Layla and Majnun

Painting
Period: Zand or Qajar, Iran
Date: late 18th–second quarter 19th century
Medium: Oil on canvas
Dimensions: 36.5 in. high 33.75 in. wide (90.8 cm high 85.7 cm wide)
Kept in Metropolitan Museum of Art, New York, USA
Sources: [1],[2], [3]
نگاره‌ای از لیلی و مجنون - دوره زند یا قاجار - موزه متروپولیتن نیویورک
This month was so eventful to the extent that I have decided to post a romance related painting to honor what I experienced. I am not too sure, but this painting is either made during Zand or Qajar Dynasty. There are similarities between this work and four other works of Zand period that are kept in Brooklyn Museum: [3],[4], [5], [6]. This painting tells the story of Layla and Majnun, which is a love story from the Middle East, later adopted and popularized by the Persian poet Nizami Ganjavi. It is the third of his five long narrative poems. It is a tragic story of undying love much like the later Romeo and Juliet.

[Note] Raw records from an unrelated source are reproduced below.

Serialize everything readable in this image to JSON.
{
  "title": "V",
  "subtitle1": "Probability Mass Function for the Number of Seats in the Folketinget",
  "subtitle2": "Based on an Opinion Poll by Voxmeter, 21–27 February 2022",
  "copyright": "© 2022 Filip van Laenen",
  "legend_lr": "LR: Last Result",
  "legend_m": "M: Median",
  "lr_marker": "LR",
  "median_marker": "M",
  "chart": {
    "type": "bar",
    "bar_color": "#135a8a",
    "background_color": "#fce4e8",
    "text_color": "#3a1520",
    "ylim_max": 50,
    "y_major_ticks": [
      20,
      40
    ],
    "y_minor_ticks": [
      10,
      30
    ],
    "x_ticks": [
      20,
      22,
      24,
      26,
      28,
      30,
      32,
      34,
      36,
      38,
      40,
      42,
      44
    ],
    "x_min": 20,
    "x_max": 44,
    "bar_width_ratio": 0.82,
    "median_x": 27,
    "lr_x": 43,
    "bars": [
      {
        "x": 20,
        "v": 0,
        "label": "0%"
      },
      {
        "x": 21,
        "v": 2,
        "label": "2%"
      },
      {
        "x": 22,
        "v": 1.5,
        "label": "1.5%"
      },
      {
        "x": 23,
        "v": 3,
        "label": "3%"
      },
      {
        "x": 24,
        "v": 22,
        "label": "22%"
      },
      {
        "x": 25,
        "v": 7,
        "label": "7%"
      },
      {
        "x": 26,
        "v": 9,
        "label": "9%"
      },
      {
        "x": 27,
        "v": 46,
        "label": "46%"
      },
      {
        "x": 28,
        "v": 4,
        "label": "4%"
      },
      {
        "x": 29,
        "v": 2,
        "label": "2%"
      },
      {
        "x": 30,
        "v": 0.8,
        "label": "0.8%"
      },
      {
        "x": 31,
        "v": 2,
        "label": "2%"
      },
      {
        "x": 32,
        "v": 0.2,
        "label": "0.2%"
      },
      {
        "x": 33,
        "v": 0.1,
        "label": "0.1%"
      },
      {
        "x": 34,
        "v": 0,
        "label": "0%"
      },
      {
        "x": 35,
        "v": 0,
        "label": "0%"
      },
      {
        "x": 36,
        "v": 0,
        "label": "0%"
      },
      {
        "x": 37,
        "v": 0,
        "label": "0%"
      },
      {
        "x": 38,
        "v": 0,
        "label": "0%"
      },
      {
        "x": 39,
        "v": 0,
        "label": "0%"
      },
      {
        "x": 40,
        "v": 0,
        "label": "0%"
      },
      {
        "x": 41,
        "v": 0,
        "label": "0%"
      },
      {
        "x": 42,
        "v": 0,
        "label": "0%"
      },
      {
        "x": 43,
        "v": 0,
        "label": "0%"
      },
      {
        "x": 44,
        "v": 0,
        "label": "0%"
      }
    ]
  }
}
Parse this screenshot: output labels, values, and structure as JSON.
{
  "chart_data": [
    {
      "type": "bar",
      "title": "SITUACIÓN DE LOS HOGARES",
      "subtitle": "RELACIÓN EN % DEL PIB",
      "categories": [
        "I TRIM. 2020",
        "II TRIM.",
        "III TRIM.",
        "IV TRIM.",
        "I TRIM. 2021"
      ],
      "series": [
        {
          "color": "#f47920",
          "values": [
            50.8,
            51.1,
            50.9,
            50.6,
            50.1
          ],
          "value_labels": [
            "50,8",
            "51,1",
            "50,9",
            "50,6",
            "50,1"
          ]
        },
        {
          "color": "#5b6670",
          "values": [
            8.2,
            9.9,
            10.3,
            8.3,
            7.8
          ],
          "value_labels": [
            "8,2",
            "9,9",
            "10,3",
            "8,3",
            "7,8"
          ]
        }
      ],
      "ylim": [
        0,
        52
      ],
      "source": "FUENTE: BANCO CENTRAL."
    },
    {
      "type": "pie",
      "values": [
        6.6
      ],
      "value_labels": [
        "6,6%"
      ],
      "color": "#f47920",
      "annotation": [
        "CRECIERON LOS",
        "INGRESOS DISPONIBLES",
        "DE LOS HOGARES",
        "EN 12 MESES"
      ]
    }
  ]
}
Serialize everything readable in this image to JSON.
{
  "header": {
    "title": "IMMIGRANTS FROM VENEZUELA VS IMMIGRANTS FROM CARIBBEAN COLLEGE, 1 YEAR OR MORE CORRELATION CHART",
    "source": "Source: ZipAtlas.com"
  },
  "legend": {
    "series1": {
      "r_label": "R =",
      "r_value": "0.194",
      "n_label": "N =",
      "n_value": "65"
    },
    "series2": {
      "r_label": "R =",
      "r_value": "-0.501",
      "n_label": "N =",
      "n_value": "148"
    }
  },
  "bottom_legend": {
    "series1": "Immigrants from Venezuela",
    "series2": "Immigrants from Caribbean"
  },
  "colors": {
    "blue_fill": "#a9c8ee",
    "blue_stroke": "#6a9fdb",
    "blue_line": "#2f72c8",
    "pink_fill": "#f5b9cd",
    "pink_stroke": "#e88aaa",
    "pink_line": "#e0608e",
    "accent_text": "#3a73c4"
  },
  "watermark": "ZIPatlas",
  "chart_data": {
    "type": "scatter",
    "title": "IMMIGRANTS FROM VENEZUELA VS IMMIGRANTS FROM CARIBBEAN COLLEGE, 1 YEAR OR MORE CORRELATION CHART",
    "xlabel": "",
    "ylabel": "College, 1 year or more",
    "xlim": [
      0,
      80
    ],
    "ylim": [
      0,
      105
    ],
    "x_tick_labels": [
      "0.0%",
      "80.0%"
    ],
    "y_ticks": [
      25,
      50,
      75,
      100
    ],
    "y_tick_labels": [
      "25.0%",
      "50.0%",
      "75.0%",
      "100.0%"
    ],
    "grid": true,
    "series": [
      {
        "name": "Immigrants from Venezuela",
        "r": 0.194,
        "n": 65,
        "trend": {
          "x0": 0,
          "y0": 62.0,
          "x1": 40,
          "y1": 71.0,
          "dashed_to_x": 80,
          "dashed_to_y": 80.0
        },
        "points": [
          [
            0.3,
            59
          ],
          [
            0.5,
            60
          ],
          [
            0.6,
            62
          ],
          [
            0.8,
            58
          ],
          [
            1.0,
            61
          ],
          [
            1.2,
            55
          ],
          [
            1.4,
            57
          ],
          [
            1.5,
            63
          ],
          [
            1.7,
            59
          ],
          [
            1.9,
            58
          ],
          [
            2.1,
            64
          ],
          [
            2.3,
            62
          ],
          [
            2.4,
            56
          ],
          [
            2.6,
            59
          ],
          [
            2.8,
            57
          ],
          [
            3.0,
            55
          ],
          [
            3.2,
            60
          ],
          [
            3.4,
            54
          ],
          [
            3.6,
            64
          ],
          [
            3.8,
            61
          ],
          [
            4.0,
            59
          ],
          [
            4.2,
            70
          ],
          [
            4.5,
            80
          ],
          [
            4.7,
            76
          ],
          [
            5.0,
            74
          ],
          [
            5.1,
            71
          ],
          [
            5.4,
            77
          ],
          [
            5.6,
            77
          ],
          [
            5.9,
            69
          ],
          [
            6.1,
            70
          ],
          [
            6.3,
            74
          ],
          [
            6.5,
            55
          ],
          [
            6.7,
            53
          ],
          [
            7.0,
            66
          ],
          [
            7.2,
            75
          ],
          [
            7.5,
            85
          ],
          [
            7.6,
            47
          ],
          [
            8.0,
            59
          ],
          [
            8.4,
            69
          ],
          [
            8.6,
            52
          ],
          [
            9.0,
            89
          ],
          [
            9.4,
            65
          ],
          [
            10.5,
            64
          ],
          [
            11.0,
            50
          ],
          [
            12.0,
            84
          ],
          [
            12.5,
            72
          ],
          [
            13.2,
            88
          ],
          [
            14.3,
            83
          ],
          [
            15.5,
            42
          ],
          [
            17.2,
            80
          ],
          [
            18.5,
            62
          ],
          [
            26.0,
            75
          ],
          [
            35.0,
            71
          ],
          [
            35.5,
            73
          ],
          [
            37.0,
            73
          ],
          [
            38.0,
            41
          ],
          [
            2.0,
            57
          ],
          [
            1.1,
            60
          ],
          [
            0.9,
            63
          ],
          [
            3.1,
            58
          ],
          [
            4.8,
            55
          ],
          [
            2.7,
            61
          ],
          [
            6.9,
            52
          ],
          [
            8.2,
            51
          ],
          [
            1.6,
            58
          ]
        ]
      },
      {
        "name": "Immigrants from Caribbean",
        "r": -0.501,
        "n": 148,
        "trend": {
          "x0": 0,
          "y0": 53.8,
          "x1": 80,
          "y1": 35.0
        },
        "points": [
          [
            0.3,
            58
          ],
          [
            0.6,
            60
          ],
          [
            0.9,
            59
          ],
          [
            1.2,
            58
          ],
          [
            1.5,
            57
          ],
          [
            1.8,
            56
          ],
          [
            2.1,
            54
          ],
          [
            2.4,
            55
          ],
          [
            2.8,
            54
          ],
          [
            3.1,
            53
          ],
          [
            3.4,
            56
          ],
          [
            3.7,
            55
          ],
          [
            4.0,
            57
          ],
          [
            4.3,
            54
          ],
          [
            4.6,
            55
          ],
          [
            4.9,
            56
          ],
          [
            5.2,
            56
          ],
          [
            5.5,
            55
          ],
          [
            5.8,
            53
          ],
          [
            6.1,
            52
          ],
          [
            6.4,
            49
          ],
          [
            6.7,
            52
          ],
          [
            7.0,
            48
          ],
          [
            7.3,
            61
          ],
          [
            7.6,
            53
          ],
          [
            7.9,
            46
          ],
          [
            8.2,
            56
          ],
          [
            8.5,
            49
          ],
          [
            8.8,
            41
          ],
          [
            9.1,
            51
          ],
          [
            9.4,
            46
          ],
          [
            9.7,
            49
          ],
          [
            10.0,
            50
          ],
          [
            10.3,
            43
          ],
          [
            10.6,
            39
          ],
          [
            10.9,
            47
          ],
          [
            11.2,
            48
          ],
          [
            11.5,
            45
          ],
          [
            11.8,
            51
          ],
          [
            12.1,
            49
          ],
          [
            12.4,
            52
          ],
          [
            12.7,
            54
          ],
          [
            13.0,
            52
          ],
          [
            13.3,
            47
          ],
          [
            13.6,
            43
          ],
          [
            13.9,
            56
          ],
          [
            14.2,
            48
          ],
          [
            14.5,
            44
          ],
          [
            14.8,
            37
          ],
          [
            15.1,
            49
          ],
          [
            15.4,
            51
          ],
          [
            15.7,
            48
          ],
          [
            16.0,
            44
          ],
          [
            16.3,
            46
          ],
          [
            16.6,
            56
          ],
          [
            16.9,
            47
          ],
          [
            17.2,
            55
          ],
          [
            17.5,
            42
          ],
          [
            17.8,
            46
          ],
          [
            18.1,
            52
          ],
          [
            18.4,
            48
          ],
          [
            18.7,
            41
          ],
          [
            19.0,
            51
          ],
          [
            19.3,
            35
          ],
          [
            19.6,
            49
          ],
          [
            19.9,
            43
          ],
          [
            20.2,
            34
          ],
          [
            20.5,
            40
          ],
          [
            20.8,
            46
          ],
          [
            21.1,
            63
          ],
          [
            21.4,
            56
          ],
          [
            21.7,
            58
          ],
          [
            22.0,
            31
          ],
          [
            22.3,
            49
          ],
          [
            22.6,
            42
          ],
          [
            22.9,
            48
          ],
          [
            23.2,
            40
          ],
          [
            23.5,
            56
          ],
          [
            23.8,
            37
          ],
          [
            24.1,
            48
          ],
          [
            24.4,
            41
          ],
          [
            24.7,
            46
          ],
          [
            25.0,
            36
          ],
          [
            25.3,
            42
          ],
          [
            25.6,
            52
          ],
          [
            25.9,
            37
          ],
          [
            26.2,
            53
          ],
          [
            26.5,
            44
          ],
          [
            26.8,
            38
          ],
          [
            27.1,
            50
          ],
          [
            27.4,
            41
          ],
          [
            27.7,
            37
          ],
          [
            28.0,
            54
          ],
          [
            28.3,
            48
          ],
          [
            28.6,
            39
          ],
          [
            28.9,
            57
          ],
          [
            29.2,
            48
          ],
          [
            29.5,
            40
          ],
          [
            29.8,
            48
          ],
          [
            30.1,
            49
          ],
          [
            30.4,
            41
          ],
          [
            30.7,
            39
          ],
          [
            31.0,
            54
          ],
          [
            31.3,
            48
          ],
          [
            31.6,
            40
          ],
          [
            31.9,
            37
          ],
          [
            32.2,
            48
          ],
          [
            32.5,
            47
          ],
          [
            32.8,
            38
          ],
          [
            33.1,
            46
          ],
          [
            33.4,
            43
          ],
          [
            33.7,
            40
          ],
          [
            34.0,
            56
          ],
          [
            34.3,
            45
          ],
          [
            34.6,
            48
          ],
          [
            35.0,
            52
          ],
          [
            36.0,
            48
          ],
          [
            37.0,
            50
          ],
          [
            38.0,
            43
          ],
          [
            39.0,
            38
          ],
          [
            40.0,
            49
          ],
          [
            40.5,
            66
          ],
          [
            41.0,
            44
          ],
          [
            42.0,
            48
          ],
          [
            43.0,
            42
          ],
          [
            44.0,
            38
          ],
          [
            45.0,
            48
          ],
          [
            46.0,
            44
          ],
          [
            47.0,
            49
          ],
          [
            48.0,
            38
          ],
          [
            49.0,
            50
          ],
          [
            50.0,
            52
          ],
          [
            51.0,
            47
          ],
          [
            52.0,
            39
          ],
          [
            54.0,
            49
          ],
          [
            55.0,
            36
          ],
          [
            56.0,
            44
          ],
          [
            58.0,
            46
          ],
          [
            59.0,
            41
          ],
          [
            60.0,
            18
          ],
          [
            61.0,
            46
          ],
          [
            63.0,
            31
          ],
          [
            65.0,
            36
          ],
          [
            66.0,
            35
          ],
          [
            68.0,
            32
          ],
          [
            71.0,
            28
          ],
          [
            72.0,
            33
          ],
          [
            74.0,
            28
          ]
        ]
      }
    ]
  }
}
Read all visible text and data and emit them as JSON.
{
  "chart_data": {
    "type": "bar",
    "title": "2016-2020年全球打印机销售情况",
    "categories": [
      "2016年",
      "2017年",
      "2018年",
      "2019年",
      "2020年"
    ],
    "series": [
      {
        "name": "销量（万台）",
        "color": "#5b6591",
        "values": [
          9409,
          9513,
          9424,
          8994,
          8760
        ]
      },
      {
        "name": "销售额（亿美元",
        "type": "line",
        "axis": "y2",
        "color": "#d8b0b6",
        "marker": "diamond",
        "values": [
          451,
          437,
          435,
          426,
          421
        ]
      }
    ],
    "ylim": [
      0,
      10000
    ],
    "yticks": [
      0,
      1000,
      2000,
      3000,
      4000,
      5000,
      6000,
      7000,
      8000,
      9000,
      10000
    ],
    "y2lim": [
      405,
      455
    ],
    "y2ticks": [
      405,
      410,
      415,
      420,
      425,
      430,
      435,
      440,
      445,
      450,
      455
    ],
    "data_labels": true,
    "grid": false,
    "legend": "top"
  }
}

The Zandiyeh (Zand) dynasty was a dynasty led by Karim Khan Zand that ruled southern and central Iran. The beginning of Zand era was of relative peace and economic growth for the country. Some territories that were once captured by the Ottomans in the late Safavid era were retaken, and Iran was once again a coherent and prosperous country. The art of this era is remarkable and, despite the short length of the dynasty, a distinct Zand art had the time to emerge. Many Qajar artistic traits were copied from the Zand examples. Sadly, after the death of the first Zand ruler, the kingdom became unstable until Qajars brought to an end a long period of political instability after collapse of Safavids, reuniting Iranian territory after the disunity and warfare that characterized much of the eighteenth century. This period witnessed a transition from tribal to centralized rule. Iran became entangled in a web of superpower rivalry (between Britain and Russia) and suffered significant losses in the Caucasus. This prompted a program of modernization that resulted in an unprecedented influx of military, technological, and educational innovations from Europe. Artistic innovations in visual arts also followed based on earlier Zand art forms.